- France, 1883
- Oil on canvas
- Inv. 2343
- Signed and dated on the upper right: Fantin 83
In the mid-1870s, Henri Fantin-Latour began to move progressively away from painting complexly structured still-lifes in the Dutch style to devote himself increasingly to representing flowers without the help of any great ornamental artifices. This work, in which only a few roses can be seen inside a small vase, stands out as an excellent example of his output from this period.
The flowers display the same material lightness and freshness that can be seen in other works by the artist dating from the same period, such as Still Life (Musée des Beaux-Arts, Lyon), 1889. This aspect of Fantin-Latour’s art, which involves a persistent exploration of variations on the rose as a key representational element at a particular time, is also heavily reflected in the literature of the same period, in which references to the symbolic flower as an ‘emblem of good’ appear in various lines of thought associated with the second half of the 19th century.

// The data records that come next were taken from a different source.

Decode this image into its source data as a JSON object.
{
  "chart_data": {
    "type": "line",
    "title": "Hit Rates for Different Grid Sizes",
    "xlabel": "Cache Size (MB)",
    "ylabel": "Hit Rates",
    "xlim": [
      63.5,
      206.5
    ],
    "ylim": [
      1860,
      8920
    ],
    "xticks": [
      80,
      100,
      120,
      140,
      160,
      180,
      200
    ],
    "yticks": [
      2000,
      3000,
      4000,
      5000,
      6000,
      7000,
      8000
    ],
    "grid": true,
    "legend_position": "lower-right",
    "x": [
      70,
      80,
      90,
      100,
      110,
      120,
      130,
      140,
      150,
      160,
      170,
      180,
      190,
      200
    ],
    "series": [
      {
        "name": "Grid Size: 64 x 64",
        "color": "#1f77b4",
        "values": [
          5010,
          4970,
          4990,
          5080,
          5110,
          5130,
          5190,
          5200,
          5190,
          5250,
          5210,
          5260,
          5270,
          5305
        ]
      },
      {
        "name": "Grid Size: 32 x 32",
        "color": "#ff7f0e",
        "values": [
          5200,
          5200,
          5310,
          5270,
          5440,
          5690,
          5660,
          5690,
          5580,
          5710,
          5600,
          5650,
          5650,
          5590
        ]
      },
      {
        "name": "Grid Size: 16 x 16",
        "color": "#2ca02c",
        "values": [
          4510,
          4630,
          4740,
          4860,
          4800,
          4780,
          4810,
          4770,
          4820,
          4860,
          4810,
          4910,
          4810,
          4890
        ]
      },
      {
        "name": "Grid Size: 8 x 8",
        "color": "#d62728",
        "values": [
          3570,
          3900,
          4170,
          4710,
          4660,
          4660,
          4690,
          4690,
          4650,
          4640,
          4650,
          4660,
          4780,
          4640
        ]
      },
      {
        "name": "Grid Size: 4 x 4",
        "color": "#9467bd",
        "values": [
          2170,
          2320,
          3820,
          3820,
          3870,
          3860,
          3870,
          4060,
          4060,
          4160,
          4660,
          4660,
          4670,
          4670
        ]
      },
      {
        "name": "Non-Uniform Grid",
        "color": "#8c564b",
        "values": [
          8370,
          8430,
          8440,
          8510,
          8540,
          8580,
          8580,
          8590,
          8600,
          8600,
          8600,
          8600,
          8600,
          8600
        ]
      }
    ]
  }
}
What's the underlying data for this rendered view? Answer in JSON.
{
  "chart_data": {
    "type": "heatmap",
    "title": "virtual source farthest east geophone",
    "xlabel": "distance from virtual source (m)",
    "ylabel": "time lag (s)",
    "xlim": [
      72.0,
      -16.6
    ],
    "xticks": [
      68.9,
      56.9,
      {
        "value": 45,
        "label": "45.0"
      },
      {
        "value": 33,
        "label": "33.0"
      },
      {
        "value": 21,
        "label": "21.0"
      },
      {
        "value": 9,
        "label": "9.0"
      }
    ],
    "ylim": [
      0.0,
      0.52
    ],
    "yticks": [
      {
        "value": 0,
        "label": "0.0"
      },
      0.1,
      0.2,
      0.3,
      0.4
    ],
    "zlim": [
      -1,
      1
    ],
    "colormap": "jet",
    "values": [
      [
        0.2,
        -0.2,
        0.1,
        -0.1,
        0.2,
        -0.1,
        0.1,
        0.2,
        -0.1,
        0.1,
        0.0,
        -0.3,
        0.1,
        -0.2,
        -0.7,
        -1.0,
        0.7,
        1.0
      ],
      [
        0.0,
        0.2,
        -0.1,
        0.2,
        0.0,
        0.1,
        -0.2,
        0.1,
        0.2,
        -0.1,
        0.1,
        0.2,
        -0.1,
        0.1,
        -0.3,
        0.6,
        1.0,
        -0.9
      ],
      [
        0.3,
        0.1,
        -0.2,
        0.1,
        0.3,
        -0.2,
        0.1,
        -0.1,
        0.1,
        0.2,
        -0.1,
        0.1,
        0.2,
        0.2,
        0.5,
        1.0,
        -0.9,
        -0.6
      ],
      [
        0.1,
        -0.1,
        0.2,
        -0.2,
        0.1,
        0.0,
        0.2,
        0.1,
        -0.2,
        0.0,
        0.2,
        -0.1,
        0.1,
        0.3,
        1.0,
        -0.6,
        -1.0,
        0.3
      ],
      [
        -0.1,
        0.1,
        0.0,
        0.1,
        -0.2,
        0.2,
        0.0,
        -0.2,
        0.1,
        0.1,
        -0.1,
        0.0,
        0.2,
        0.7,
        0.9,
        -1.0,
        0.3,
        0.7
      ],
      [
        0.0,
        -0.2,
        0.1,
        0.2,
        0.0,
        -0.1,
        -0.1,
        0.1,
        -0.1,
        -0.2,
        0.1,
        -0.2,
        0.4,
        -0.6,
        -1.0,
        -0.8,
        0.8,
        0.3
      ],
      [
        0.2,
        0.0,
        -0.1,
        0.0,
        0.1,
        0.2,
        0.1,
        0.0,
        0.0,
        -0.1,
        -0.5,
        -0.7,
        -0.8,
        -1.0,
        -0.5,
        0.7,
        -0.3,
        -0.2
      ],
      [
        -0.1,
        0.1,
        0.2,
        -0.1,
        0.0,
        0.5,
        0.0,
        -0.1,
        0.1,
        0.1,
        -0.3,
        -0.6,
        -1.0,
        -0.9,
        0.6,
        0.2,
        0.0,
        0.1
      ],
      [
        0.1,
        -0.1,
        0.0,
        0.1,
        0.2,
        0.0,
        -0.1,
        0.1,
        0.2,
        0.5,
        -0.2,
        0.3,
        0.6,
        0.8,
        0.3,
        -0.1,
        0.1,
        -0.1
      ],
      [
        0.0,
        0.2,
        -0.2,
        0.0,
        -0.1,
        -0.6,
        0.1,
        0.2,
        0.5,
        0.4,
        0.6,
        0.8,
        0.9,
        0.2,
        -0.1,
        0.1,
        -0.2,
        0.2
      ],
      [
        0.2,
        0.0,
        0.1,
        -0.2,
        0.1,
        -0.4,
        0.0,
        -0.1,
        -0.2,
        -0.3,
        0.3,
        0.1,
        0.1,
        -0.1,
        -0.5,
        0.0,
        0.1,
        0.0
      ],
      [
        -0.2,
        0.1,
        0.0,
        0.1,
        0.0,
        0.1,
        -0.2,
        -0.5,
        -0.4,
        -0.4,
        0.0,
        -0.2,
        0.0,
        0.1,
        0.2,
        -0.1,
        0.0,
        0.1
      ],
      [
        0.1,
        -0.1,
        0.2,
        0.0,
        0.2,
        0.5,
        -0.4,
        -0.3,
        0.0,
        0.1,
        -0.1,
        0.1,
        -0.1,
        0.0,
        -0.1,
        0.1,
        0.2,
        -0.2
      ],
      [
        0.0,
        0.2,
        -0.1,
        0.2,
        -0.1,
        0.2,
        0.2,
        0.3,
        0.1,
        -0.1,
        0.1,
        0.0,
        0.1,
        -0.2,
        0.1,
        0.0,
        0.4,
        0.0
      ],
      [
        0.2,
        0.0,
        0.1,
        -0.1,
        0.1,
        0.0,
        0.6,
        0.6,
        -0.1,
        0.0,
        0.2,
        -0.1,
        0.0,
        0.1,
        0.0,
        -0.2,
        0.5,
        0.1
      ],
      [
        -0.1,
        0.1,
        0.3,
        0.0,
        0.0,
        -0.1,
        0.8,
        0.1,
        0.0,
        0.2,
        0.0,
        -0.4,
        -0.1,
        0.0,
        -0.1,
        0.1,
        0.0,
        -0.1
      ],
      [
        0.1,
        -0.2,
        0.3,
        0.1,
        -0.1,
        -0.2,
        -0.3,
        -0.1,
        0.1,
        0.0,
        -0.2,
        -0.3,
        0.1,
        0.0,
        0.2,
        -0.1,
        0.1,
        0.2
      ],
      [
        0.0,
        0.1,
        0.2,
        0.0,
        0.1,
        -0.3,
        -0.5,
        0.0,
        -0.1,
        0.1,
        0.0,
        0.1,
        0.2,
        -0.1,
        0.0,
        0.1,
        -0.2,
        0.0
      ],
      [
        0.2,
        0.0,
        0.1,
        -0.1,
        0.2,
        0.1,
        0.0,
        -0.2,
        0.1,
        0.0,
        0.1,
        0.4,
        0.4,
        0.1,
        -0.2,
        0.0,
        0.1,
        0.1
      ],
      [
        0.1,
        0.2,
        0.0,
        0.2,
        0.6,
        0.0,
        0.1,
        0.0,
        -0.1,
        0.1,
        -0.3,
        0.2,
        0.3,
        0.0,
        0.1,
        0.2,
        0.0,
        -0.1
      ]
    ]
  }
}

E. Laffon Collection. Acquired by Calouste Gulbenkian through André Weil, Paris, 11 March 1939.
H. 54 cm; W. 41 cm
The Nature of Still Life, exhibition catalogue. Bologna: Galleria d’Arte Moderna, 2001, pp. 28, 52, 246, no. 2.
Luísa Sampaio, Painting in the Calouste Gulbenkian Museum. Lisbon/Milan: Calouste Gulbenkian Museum/Skira, 2009, pp. 213–14, cat. 95.